80. Toutefois, je considère, à l’instar de la Commission, qu’un éventuel abus du droit d’agir par le requérant ayant saisi en premier la juridiction d’un autre État membre ne constitue pas un élément que la juridiction saisie en second lieu peut, voire doit, prendre en compte lorsqu’elle est en présence d’une litispendance au sens de l’article 27 du règlement no 44/2001.
81. En effet, la Cour a déjà jugé, s’agissant en particulier de l’allégation de manœuvres dilatoires prétendument commises par le premier requérant, qu’il serait manifestement contraire tant à la lettre qu’à l’économie et à la finalité de la convention de Bruxelles, si son article 21 (équivalant à l’article 27 du règlement no 44/2001) était interprété en ce sens que l’application de cet article devrait être écartée dans l’hypothèse où le tribunal saisi en premier lieu appartiendrait à un État contractant (ou un État membre) dont les juridictions connaissent, d’une manière générale, des délais de traitement des affaires excessivement longs (77).
82. Cette interprétation stricte pourrait, selon moi, être globalisée de façon à y inclure un grief tel que celui tiré d’un abus du droit d’agir en premier, compte tenu du libellé dudit article 27 (78), qui ne comporte pas d’exigences autres que le contrôle d’une identité de cause, d’objet et de parties, et eu égard au principe de la confiance réciproque dans l’équivalence des systèmes juridiques des États membres, qui fonde notamment cette disposition (79).

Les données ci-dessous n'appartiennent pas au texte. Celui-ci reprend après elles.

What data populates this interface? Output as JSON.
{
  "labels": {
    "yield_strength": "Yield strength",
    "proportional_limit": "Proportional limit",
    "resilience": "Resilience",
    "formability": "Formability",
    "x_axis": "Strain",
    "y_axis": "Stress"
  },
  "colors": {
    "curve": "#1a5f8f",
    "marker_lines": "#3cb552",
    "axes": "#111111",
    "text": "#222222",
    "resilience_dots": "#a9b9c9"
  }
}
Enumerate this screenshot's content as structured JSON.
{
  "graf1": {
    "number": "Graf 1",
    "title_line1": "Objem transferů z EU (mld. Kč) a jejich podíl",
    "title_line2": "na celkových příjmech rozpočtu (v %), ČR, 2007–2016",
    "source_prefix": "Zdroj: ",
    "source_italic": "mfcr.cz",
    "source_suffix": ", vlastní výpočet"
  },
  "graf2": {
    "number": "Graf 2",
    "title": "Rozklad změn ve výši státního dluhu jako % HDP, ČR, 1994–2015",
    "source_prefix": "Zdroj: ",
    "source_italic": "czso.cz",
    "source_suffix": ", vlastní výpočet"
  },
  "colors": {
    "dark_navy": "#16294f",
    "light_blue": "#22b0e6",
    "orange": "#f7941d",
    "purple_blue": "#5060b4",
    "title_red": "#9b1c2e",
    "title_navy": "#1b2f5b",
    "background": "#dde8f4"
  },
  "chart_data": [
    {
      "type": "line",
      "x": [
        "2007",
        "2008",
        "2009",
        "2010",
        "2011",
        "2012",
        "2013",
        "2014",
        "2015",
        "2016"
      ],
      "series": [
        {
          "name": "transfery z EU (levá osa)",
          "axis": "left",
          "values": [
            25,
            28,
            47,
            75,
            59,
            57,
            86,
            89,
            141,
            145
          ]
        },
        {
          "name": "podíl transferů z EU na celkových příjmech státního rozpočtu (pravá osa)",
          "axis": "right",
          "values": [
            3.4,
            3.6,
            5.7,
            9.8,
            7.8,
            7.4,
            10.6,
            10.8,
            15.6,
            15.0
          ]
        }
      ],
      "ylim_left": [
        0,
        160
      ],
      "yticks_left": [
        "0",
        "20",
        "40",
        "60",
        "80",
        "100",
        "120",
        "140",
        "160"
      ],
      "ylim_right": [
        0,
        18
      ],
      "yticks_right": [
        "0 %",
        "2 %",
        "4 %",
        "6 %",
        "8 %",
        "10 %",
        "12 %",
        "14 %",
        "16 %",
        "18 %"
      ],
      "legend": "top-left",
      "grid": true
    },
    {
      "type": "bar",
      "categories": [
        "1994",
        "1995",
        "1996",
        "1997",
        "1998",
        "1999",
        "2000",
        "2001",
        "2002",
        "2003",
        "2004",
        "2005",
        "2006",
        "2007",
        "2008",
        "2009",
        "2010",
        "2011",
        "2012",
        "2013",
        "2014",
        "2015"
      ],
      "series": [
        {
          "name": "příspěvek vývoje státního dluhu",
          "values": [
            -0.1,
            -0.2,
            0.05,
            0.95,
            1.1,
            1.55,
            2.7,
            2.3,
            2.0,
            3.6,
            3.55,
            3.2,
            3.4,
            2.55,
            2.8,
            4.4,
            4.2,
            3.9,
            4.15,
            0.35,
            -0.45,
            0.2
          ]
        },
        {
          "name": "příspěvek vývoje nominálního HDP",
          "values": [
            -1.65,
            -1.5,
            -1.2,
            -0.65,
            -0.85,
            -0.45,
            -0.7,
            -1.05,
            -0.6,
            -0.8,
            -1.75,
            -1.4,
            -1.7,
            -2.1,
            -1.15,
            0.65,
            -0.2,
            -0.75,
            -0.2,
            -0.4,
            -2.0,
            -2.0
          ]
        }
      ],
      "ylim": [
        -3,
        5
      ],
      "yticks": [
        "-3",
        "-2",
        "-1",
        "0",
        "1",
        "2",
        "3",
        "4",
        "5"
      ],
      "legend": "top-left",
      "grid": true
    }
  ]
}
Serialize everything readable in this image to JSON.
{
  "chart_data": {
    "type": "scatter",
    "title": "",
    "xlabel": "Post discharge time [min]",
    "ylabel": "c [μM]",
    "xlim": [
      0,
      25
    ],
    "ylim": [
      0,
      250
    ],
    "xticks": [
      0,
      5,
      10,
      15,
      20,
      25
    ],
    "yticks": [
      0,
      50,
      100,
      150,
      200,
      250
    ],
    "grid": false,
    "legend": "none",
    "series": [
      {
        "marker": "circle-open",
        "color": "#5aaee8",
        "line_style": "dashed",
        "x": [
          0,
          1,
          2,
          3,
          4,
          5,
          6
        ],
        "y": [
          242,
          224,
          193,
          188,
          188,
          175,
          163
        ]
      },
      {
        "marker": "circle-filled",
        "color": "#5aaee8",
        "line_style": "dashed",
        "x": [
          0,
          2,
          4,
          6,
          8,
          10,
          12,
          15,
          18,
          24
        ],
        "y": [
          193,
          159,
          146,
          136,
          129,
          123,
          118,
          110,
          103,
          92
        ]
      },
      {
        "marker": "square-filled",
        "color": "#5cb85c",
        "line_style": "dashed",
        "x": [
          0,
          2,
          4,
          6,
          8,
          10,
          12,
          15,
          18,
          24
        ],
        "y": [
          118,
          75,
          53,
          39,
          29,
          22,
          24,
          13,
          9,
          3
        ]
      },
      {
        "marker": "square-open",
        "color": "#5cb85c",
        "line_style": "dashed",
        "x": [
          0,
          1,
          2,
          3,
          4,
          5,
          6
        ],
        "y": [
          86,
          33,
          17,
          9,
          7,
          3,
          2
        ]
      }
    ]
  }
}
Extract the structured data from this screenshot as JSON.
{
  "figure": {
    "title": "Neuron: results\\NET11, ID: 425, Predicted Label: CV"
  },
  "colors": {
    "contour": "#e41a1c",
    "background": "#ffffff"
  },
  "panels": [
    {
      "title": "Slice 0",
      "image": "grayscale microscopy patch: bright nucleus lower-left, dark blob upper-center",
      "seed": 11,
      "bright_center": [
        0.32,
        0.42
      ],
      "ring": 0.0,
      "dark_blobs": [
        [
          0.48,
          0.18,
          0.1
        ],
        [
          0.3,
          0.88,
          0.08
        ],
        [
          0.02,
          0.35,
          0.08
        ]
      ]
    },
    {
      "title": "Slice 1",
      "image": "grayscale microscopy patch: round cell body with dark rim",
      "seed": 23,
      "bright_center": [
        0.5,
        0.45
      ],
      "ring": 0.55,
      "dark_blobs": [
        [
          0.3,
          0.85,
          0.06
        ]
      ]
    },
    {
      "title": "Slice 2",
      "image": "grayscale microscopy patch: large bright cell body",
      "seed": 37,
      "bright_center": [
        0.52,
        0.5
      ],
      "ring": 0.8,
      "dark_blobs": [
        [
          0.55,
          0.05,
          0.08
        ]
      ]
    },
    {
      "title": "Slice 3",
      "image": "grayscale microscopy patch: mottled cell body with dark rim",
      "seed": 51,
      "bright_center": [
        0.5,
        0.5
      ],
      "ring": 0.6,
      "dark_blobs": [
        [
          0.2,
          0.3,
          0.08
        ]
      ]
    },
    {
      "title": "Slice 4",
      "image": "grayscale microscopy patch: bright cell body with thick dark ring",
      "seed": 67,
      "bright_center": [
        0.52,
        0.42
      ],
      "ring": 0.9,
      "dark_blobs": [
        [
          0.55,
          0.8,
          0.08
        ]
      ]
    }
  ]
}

Ledit contrôle présente l’avantage d’être de nature objective, et non sujet à une appréciation casuistique.
83. J’estime donc, à titre subsidiaire, qu’il devrait éventuellement être répondu à la cinquième question en ce sens que, dans le cadre de l’application de l’article 27, paragraphe 1, du règlement no 44/2001, la juridiction saisie en second lieu ne saurait être tenue de prendre en considération le grief du requérant selon lequel la partie adverse aurait agi abusivement en saisissant en premier une juridiction d’un autre État membre.
b) S’agissant du droit à la protection juridictionnelle du requérant ayant agi en second (première partie de la huitième question)
84. Le premier volet de la huitième question porte, en substance, sur le point de savoir si l’article 27 du règlement no 44/2001 doit être interprété en ce sens que la juridiction deuxième saisie devrait tenir compte, lorsqu’elle est amenée à appliquer cet article, non seulement de l’objectif de prévenir les décisions incompatibles ou contradictoires (80), mais aussi du «droit à la protection juridictionnelle» ou «droit d’accès à la justice» (81) du requérant qui l’a saisie en second lieu.
85. Je considère qu’il conviendrait de limiter la réponse à l’interprétation du paragraphe 1 dudit article 27, même si cette précision ne figure pas dans cette question. En effet, la présente affaire concerne le cas d’un sursis à statuer par la juridiction deuxième saisie dans l’attente que la compétence de la juridiction première saisie soit établie (82), alors que le paragraphe 2 de ce même article porte sur l’hypothèse d’un dessaisissement lorsque ladite compétence est déjà établie.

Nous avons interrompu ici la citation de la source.